As the United Nations chief planned to set up an advisory panel on alleged human rights violations in Sri Lanka, Premier Ratnasiri Wickremanayake has accused "certain" western nations of interfering in his country's affairs and said government would only "bow down" to people's decisions.
"Certain European countries are under the impression that Sri Lanka is still a colony," he said, addressing an election rally at Puttalam in northwest Sri Lanka on Monday. These nations "should not teach us how to rule this (Sri Lanka) country," the prime minister was quoted as saying by the state-owned media.
"We are an independent and sovereign nation and we have self respect as a nation," he said.

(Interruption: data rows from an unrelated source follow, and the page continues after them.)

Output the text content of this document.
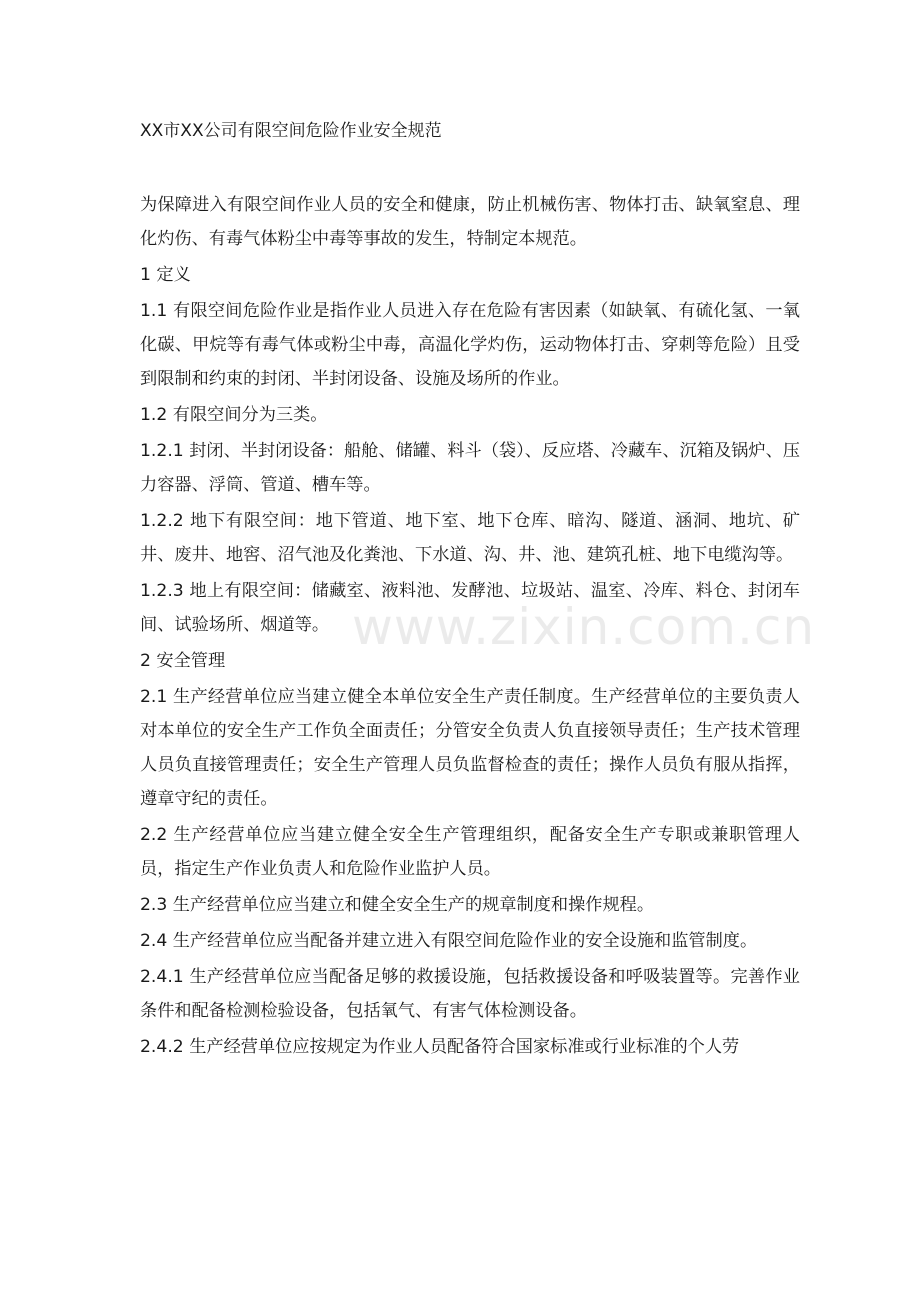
XX市XX公司有限空间危险作业安全规范

为保障进入有限空间作业人员的安全和健康，防止机械伤害、物体打击、缺氧窒息、理化灼伤、有毒气体粉尘中毒等事故的发生，特制定本规范。

1 定义

1.1 有限空间危险作业是指作业人员进入存在危险有害因素（如缺氧、有硫化氢、一氧化碳、甲烷等有毒气体或粉尘中毒，高温化学灼伤，运动物体打击、穿刺等危险）且受到限制和约束的封闭、半封闭设备、设施及场所的作业。

1.2 有限空间分为三类。

1.2.1 封闭、半封闭设备：船舱、储罐、料斗（袋）、反应塔、冷藏车、沉箱及锅炉、压力容器、浮筒、管道、槽车等。

1.2.2 地下有限空间：地下管道、地下室、地下仓库、暗沟、隧道、涵洞、地坑、矿井、废井、地窖、沼气池及化粪池、下水道、沟、井、池、建筑孔桩、地下电缆沟等。

1.2.3 地上有限空间：储藏室、液料池、发酵池、垃圾站、温室、冷库、料仓、封闭车间、试验场所、烟道等。

2 安全管理

2.1 生产经营单位应当建立健全本单位安全生产责任制度。生产经营单位的主要负责人对本单位的安全生产工作负全面责任；分管安全负责人负直接领导责任；生产技术管理人员负直接管理责任；安全生产管理人员负监督检查的责任；操作人员负有服从指挥，遵章守纪的责任。

2.2 生产经营单位应当建立健全安全生产管理组织，配备安全生产专职或兼职管理人员，指定生产作业负责人和危险作业监护人员。

2.3 生产经营单位应当建立和健全安全生产的规章制度和操作规程。

2.4 生产经营单位应当配备并建立进入有限空间危险作业的安全设施和监管制度。

2.4.1 生产经营单位应当配备足够的救援设施，包括救援设备和呼吸装置等。完善作业条件和配备检测检验设备，包括氧气、有害气体检测设备。

2.4.2 生产经营单位应按规定为作业人员配备符合国家标准或行业标准的个人劳

www.zixin.com.cn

The island nation's government would only "bow down to the decisions of its own people," Wickremanayke said. "Sri Lanka is a signatory of the Vienna Convention in this respect (non-interference in internal affairs of other countries). It is the masses who would take decisions of the incidents taking place
in the country," he said. These nations should not "meddle in the internal affairs of our country," he told the rally, ahead of general elections, scheduled for April. Sri Lanka has never interfered in the internal affairs of any country, the Prime Minister said. "We have established a very strong diplomatic service which is entirely based on the principle of non-intervention of internal affairs of the host country," he said.
His remarks came weeks after UN Secretary General Ban Ki-moon proposed to establish a panel of experts to advise him on alleged human rights violations in Sri Lanka during the war against the Liberation Tigers of the Tamil Eelam.
Wickremanayake also sought public support to form a strong government after the parliamentary polls. He said "the conspiracies hatched by certain elements locally and internationally can be defeated" by such a strong government. Wickremanayake said that there is no further room for "local and foreign terrorist shadows" in Sri Lanka.